Obviously the Maine State Pier not going forward was a big disappointment. If we had to do that over I think we would have approached that in a different way. Rather than doing an RFP [request for proposals], if we’d done an RFQ [request for qualifications] and had looked at qualifications as opposed to design. It became too much of a design debate … Everybody got wrapped up in what it looked like, and what people should have really been looking at was the qualifications and the financial depth of the parties to carry out the project, and then worry about the [design].
You’ve got to take a long view on these things. Everybody expects that you’re going to change the face of the city in just a couple of years on a project. We’re not a New York, not a Boston, where you’ve got a much different economic market. You need to take a longer view, a 10-year view, at least. You look at downtown. When the retailers left in the 1980s, it’s taken us almost 20 years, when you think back on it, to see the city put a new face on the downtown, and a successful face.

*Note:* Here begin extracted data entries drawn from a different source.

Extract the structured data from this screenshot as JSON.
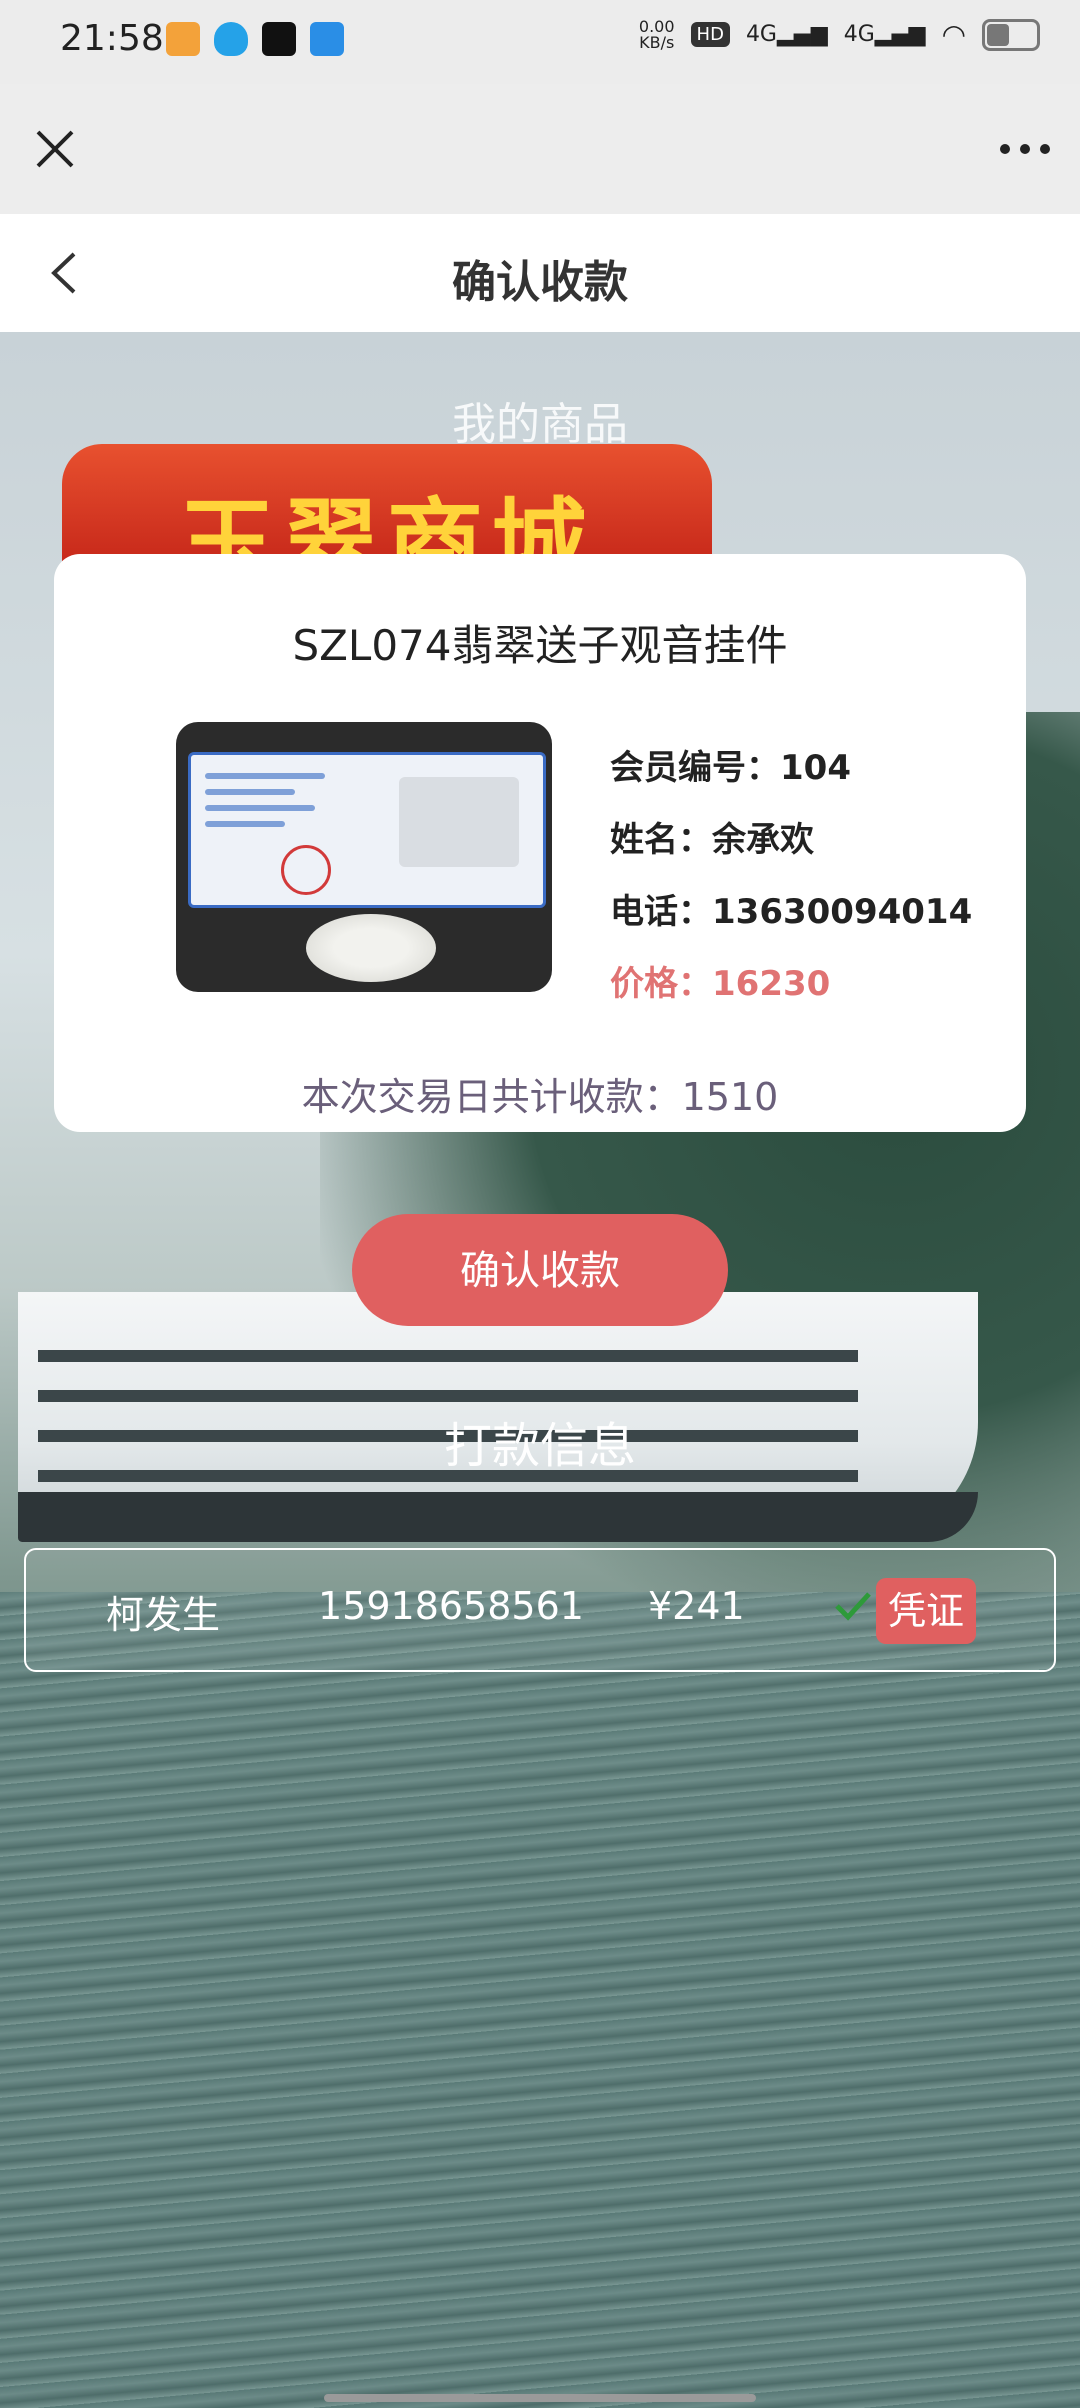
{
  "status_bar": {
    "time": "21:58",
    "net_speed_value": "0.00",
    "net_speed_unit": "KB/s",
    "hd_label": "HD",
    "signal1": "4G",
    "signal2": "4G"
  },
  "toolbar": {
    "close_icon": "close-icon",
    "more_icon": "more-icon"
  },
  "header": {
    "title": "确认收款"
  },
  "banner": {
    "section_title": "我的商品",
    "shop_name": "玉翠商城"
  },
  "product": {
    "name": "SZL074翡翠送子观音挂件",
    "member_id_label": "会员编号：104",
    "name_label": "姓名：余承欢",
    "phone_label": "电话：13630094014",
    "price_label": "价格：16230",
    "total_today": "本次交易日共计收款：1510"
  },
  "actions": {
    "confirm_label": "确认收款"
  },
  "payment_section": {
    "title": "打款信息",
    "rows": [
      {
        "name": "柯发生",
        "phone": "15918658561",
        "amount": "¥241",
        "voucher_label": "凭证"
      }
    ]
  },
  "colors": {
    "accent": "#e06060",
    "price": "#e07373",
    "check": "#2e9a3a"
  }
}
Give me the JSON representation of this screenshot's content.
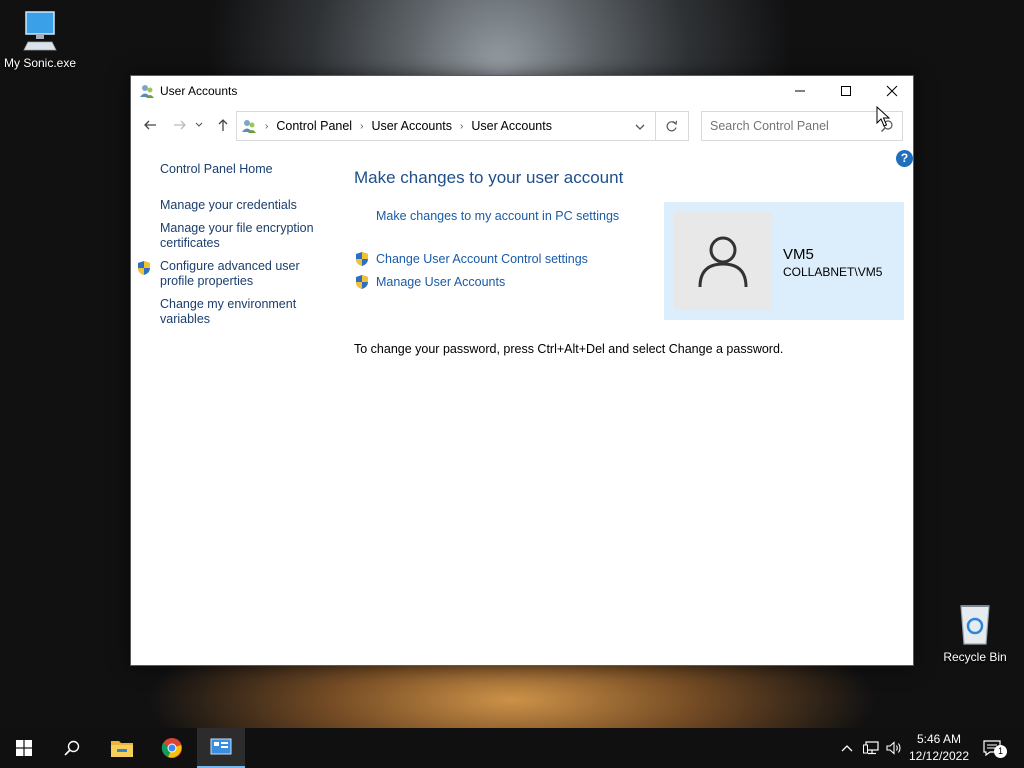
{
  "desktop": {
    "icons": [
      {
        "label": "My Sonic.exe",
        "icon": "computer-icon"
      },
      {
        "label": "Recycle Bin",
        "icon": "recycle-bin-icon"
      }
    ]
  },
  "window": {
    "title": "User Accounts",
    "breadcrumb": [
      "Control Panel",
      "User Accounts",
      "User Accounts"
    ],
    "search_placeholder": "Search Control Panel",
    "help": "?"
  },
  "sidebar": {
    "items": [
      {
        "label": "Control Panel Home",
        "shield": false
      },
      {
        "label": "Manage your credentials",
        "shield": false
      },
      {
        "label": "Manage your file encryption certificates",
        "shield": false
      },
      {
        "label": "Configure advanced user profile properties",
        "shield": true
      },
      {
        "label": "Change my environment variables",
        "shield": false
      }
    ]
  },
  "main": {
    "heading": "Make changes to your user account",
    "link_pc_settings": "Make changes to my account in PC settings",
    "link_uac": "Change User Account Control settings",
    "link_manage": "Manage User Accounts",
    "password_note": "To change your password, press Ctrl+Alt+Del and select Change a password."
  },
  "user": {
    "name": "VM5",
    "domain_account": "COLLABNET\\VM5"
  },
  "taskbar": {
    "time": "5:46 AM",
    "date": "12/12/2022",
    "notification_count": "1"
  },
  "colors": {
    "link": "#1a5ba6",
    "heading": "#1e4e8c",
    "user_card_bg": "#dceefb",
    "taskbar_bg": "#101010"
  }
}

Would you recommend working for the city of Portland to your friends and family members?
Oh sure. Yeah. This is a very livable city to live in.
This is a very professional organization, and the men and women who work here really work very hard. They’re very dedicated. That is not only at the department head level and the senior management level, but it filters right down.
I was out to the Barron Center a few weeks ago — you know, we do the Employee of the Month awards — and one of the nurses was in Barron Center 2, which is the Alzheimer’s unit. To see the care and attention that they give to the men and women who are there, the residents, is really outstanding.
And it goes all the way to the sanitation crews that pick up the trash. I was watching one of them down where I live just this past week, with all the snow banks, pulling the trash bags [out of the snow banks]. They could’ve gone by it, but they took the time, got out of the truck and were trying to pull all of the trash bags out. That to me is a simple thing, but it’s indicative of how dedicated and hardworking the people who work for the city are.